Band-Aids and Bad Parenting
I think a great gift for new parents would be stock options in Band-Aid. Let’s face it: if you have a young kid, Band-Aids are practically an accessory. They come in different sizes and skin tones – though I still have to wonder who has a Sponge-Bob-patterned epidermis.
In my early days of parenting, I was anti-Band-Aids. Tough kids don’t need ‘em, I reasoned. So I made a rule: no Band-Aids unless you’re bleeding.
I thought this was quite clever, and it worked well enough when my twins were two. Our consumption of Band-Aids was below average. The rule enabled us to rake in a savings of about fourteen cents a month, enough to buy 1½ mojos.
When my cretins were nearly four, however, the Scrimp-on-Band-Aids, Save-for-College theory went south. One warm spring day, we went to the front yard where Vivian and William played with sidewalk chalk, which is the perfect craft for an Anti-Craft Mom like me since it involves no clean up (unless your kid runs onto the road and gets schmucked). But I digress.

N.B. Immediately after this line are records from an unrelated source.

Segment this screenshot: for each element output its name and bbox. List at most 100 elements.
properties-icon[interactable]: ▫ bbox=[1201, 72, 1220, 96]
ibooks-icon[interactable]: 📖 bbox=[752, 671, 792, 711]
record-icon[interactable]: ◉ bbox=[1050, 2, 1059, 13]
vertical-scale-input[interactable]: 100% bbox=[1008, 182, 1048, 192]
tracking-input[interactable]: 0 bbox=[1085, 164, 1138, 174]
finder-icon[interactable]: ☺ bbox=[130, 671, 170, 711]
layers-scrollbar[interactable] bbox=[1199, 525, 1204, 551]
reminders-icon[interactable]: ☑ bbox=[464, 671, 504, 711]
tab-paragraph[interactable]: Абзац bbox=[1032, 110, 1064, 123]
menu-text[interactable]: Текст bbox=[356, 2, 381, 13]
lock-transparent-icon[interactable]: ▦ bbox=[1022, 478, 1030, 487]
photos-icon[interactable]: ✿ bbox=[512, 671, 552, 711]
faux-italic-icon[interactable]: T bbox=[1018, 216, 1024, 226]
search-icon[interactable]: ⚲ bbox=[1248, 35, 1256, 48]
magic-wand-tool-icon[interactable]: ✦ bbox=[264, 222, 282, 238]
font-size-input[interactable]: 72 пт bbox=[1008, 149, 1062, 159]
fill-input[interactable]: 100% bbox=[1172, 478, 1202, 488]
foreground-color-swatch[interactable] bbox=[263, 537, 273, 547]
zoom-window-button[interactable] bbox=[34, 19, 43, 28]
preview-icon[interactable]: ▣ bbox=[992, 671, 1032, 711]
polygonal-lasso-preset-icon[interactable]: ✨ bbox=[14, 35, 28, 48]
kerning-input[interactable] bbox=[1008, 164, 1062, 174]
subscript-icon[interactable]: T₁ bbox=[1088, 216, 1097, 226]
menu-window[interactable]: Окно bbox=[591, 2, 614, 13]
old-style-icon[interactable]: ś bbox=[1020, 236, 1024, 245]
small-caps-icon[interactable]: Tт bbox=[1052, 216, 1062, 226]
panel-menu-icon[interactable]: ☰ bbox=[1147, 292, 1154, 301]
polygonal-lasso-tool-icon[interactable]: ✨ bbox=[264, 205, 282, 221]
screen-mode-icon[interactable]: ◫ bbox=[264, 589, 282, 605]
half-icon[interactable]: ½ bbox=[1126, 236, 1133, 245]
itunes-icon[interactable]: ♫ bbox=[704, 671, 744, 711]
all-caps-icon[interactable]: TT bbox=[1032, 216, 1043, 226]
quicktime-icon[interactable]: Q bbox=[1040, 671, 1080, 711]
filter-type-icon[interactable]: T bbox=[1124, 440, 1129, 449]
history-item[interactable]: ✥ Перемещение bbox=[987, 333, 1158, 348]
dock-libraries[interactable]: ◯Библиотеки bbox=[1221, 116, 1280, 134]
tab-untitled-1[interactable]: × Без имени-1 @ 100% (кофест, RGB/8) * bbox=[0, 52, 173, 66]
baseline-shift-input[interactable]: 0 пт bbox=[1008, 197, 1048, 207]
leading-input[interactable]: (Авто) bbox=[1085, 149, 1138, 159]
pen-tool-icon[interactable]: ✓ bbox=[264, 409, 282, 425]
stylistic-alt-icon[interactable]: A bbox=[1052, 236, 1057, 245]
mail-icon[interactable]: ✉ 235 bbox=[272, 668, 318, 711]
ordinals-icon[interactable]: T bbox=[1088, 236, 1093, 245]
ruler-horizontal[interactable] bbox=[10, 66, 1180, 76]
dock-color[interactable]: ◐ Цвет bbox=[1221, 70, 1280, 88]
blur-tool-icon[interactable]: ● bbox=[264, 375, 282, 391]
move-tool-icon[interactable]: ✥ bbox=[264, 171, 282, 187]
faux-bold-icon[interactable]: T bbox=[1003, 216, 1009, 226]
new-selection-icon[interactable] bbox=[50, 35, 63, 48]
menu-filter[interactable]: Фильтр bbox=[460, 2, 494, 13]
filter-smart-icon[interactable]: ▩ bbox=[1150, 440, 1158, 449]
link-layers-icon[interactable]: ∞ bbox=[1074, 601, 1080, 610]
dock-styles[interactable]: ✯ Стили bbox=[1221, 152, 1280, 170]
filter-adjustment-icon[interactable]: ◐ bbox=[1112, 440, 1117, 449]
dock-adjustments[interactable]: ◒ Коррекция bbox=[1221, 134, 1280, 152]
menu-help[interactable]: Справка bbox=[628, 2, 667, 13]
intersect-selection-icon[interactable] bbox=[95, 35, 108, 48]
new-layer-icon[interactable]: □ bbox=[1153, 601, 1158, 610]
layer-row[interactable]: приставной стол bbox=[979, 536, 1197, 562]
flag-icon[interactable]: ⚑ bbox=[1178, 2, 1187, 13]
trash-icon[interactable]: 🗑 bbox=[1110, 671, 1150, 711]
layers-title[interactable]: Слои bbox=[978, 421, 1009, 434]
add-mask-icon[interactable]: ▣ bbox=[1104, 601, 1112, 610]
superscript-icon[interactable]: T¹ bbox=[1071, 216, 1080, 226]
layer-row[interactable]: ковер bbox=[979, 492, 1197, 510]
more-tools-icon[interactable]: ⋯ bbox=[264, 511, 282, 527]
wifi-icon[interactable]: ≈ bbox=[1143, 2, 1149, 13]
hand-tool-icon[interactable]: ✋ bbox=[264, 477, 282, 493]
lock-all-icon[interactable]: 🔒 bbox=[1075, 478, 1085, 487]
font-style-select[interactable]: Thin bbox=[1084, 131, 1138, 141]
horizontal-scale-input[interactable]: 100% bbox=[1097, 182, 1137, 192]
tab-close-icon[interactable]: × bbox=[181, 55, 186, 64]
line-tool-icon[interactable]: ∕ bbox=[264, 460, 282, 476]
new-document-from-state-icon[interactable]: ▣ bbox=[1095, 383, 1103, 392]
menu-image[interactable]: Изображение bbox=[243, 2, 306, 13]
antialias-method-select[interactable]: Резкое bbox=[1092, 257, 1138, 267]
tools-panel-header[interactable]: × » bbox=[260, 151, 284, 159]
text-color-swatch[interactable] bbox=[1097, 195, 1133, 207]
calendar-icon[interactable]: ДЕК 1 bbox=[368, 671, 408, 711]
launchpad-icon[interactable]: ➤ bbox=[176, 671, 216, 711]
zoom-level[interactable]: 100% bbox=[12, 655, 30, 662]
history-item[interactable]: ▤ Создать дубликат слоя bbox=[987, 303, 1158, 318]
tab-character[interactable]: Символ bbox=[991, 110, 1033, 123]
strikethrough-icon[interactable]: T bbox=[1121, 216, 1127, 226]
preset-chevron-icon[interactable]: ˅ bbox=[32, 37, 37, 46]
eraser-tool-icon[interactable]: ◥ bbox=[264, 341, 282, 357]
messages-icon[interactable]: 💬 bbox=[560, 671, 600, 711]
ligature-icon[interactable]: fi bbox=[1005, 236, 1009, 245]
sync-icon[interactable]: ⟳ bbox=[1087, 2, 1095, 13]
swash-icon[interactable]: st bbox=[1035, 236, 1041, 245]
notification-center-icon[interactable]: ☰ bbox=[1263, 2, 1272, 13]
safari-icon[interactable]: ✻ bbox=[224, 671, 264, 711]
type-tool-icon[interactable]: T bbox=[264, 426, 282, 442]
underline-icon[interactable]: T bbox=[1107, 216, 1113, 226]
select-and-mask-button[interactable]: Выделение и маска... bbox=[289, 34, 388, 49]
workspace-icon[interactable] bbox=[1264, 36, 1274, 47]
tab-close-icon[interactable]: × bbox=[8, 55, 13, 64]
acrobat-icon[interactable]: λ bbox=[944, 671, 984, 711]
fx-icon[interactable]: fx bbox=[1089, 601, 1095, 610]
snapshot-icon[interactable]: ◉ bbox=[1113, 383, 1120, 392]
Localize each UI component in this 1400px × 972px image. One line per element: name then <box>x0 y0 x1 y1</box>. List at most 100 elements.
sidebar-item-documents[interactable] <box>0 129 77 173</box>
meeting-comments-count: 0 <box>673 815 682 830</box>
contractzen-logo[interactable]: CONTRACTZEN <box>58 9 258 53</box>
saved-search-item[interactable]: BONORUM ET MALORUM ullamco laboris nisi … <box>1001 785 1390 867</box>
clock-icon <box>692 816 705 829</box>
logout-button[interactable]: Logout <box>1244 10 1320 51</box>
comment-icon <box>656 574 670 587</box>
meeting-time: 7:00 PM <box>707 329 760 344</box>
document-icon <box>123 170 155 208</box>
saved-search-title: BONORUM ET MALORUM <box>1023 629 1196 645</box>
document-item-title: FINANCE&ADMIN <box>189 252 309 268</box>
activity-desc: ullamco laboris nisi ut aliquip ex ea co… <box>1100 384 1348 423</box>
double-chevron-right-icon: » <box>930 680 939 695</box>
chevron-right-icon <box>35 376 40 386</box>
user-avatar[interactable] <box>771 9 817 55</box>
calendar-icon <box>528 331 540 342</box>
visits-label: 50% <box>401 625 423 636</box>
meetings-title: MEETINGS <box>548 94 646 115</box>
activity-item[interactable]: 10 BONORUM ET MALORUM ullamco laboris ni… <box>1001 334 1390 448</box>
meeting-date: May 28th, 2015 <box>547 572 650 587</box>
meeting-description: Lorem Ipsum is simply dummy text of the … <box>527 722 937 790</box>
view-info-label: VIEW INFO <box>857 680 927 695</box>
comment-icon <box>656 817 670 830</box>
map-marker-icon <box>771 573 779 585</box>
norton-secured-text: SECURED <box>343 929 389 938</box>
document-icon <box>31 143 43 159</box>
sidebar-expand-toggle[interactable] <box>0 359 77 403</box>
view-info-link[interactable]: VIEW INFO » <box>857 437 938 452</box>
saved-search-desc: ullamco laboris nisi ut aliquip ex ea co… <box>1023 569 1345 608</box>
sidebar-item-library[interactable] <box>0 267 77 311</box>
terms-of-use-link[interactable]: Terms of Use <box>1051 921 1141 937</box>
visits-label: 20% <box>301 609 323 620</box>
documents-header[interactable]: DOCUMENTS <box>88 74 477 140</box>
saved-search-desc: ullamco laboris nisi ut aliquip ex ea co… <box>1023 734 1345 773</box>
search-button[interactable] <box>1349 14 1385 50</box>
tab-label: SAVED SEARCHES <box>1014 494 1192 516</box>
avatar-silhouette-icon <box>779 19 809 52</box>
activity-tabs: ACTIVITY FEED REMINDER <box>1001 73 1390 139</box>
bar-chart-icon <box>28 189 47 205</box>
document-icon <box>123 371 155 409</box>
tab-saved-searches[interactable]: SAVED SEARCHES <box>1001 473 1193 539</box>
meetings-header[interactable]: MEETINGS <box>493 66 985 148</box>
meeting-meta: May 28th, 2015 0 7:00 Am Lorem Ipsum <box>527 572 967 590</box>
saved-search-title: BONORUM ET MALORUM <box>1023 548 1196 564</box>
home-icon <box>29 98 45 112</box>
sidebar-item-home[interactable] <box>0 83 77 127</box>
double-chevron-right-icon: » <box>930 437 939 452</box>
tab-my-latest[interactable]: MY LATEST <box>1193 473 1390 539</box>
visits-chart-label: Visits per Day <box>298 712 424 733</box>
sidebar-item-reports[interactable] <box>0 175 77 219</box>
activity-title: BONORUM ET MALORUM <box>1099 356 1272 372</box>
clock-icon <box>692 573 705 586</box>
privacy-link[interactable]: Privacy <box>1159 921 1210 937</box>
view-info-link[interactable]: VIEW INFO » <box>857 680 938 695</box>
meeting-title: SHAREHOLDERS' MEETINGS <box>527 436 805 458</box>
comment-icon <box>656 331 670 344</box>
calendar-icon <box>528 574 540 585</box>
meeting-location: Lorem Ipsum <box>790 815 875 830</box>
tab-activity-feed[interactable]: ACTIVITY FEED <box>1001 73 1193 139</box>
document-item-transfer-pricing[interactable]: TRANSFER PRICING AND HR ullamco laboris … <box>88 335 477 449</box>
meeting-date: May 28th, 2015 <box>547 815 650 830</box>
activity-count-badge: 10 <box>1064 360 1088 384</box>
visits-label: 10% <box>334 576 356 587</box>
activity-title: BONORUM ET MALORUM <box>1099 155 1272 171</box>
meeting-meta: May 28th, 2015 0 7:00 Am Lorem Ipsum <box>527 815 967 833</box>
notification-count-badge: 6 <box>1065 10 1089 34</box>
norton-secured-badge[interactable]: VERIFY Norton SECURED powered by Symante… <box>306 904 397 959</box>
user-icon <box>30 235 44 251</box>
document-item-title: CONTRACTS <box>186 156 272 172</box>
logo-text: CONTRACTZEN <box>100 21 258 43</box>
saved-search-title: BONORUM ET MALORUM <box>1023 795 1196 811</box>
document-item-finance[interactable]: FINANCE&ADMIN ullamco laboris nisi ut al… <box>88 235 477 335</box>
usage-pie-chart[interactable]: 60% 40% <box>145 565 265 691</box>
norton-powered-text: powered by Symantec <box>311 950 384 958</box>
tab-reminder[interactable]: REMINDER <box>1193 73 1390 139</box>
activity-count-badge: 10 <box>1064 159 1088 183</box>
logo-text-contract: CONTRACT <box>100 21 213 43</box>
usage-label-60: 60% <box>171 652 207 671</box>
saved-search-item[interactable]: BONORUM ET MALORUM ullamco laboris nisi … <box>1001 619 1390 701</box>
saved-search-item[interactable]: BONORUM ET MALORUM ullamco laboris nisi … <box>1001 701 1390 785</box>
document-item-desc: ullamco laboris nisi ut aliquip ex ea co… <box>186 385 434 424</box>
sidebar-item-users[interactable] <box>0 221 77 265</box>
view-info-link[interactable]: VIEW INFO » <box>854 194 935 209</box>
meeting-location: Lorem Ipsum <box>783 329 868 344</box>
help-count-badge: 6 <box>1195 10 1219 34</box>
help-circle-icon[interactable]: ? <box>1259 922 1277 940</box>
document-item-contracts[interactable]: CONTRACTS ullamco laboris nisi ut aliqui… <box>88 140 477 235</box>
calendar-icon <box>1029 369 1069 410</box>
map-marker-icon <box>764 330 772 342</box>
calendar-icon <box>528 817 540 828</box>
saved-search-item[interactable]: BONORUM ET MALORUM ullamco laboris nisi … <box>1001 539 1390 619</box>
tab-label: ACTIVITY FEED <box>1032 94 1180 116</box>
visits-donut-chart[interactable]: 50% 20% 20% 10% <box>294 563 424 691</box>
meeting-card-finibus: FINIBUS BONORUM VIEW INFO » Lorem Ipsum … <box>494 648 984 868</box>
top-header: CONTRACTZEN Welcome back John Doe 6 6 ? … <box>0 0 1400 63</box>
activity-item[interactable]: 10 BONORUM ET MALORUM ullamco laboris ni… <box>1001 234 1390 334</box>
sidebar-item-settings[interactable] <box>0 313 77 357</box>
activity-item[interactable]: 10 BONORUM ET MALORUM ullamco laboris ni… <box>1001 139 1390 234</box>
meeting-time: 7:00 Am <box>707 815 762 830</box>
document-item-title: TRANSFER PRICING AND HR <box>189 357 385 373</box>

So there William and Vivian were, playing hopscotch on their crooked squares. I think I was flinging grape-sized gravel off our lawn. And then came the screams. I don’t even remember which kid it was, but there was a knee injury. I inspected it, lest the screams make the neighbours suspicious.
“Mommy,” my child sobbed. “I need a Band-Aid.”
The knee looked like classic rug burn: pink and inflamed but not bleeding. “No blood, no Band-Aid,” I said.
I went back to flinging gravel pieces.
I’m not sure how much time passed until I noticed my kids were abnormally quiet.
I looked up and saw them huddled together, inspecting something closely.
I walked over.
Both twins were using their fingernails, scratching Twin A’s sidewalk scrape.
“What are you doing?” I asked.
“Nothing,” they chimed, the mantra of the guilty.
“Are you picking the scrape?” I asked.
Four eyes looked up at me. One voice answered, “We’re trying to make it bleed.”
“So I can get a Band-Aid,” the other added.
Excellent. Another parenting strategy that failed. I am a mother who encourages masochistic behaviour. That’s up there with my plan to bring two kids to Build-a-Bear to buy one kid a stuffed animal.
Thankfully tomorrow is another day, which means there’s a small possibility that I’ll do things right and a large possibility that I’ll do something that fast tracks us to family therapy.